For the most part, according to reports, Hezbollah is using unguided rockets (Katyusha). “Missiles” in this context usually implies some sort of guidance system other than “Point it that way.” They have a high-explosive warhead of varying power. In reality, they are nothing more than a modern version of the ones used at Ft. McHenry “Oh the rockets red glare…”
The US Army has a very sophisticated version called theMLRS.
At one point, Hamas was launching rockets made in garages from pipes. These were the things they were firing from olive groves that got the groves bulldozed.
Hamas have often used the Qassam rocket. It’s essentially a pipe bomb with nozzles: grossly inaccurate and not good for much except scaring people. You could burn a house or two down if you did it while people were away at work.
Hezbollah are too far away to hit anything of strategic value with a Qassam, which is why they use Fajr (or Katyusha) rockets. They’re still unguided, but their range is much longer. They are significantly larger than a Qassam and are manufactured (not cobbled together). They require a little bit more infrastructure to operate, and are military hardware that you’d find in a real army. Neither the Qassam nor the Katyushas should be described as “long range” - both fall well short of the 1,000km rule of thumb that defines a short range ballistic missile (SRBM). While arbitrary, the 1,000km boundary is standard throughout the US Department of Defense and is also used by many of our allies.

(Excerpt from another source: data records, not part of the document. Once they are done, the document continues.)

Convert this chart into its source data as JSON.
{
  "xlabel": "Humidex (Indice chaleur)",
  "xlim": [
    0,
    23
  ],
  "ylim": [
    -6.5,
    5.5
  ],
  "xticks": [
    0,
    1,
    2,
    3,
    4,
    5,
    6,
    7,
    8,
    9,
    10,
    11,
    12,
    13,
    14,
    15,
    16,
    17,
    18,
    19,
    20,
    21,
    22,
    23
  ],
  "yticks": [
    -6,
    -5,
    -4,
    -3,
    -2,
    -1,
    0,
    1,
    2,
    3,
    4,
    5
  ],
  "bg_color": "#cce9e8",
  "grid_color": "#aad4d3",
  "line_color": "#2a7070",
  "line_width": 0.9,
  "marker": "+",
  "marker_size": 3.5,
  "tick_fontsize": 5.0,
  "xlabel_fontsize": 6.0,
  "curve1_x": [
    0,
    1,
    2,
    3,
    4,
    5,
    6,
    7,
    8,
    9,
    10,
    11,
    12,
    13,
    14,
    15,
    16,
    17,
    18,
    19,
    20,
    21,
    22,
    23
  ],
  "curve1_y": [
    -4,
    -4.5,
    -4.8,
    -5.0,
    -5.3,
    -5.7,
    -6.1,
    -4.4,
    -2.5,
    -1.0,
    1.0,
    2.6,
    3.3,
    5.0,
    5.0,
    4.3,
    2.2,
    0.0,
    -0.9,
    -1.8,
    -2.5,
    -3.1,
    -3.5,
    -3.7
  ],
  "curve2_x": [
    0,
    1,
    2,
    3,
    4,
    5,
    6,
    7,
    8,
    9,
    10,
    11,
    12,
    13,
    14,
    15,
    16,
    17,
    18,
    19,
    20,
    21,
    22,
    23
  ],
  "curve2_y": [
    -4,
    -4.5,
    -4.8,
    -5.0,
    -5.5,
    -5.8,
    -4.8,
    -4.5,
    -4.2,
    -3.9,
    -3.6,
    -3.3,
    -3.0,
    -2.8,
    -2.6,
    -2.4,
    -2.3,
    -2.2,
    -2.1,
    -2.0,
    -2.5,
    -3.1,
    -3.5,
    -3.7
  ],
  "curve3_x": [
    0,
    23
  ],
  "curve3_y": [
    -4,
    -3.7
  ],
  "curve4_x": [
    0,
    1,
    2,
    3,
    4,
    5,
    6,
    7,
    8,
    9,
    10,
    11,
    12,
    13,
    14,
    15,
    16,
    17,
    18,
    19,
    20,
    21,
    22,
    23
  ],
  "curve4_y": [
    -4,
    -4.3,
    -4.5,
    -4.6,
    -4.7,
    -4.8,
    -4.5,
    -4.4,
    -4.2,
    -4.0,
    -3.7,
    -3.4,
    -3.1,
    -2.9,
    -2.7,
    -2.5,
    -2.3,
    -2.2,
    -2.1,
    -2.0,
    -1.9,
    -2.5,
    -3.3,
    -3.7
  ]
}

For comparison, a Fajr-3 is about half the length and a quarter the diameter of a Scud-B, which is itself considered a very small missile. Some ICBMs are more than three times the size of a Scud in each dimension.
I don’t know what the applicable military industry nomenclature is, but just in terms of simple English, a “missile” is anything that’s projected (like an arrow or a rock) and “rocket” is a reference to the specific method of propulsion. Logically, speaking, you should be able to call them “explosive rocket missiles” or “rocket-propelled explosive missiles” or something like that. Of course, logic doesn’t always apply to language.
I’d add that the term “missile” while old–“He threw a missile [rock] at my head”-- today among experts implies a guidance package, although military personnel of the former USSR refer to their missiles as “rockets.”
Katyusha aren’t terribly accurate, but a lucky hit is a deadly hit. They are inexpensive to produce, highly mobile, and have great psychological impact. They also are truly defeaning when fired in volleys–itself an impressive sight.
Yes, but you’re pointing it at a very precise location in space, and attempting to reach that point with a precisely calculated velocity, and steering the missile (and/or altering its thrust) to make sure that you hit that position-velocity condition. Only then are you letting gravity do its thing. The distinction is that a guided missile has a guidance and control subsystem; a battlefield rocket does not. The Russian language (as Carnac points out) does not make such a distinction - they have only the word “paket” (pronounced “rahk-yet”, slightly rolling the r) to describe both guided and unguided missiles.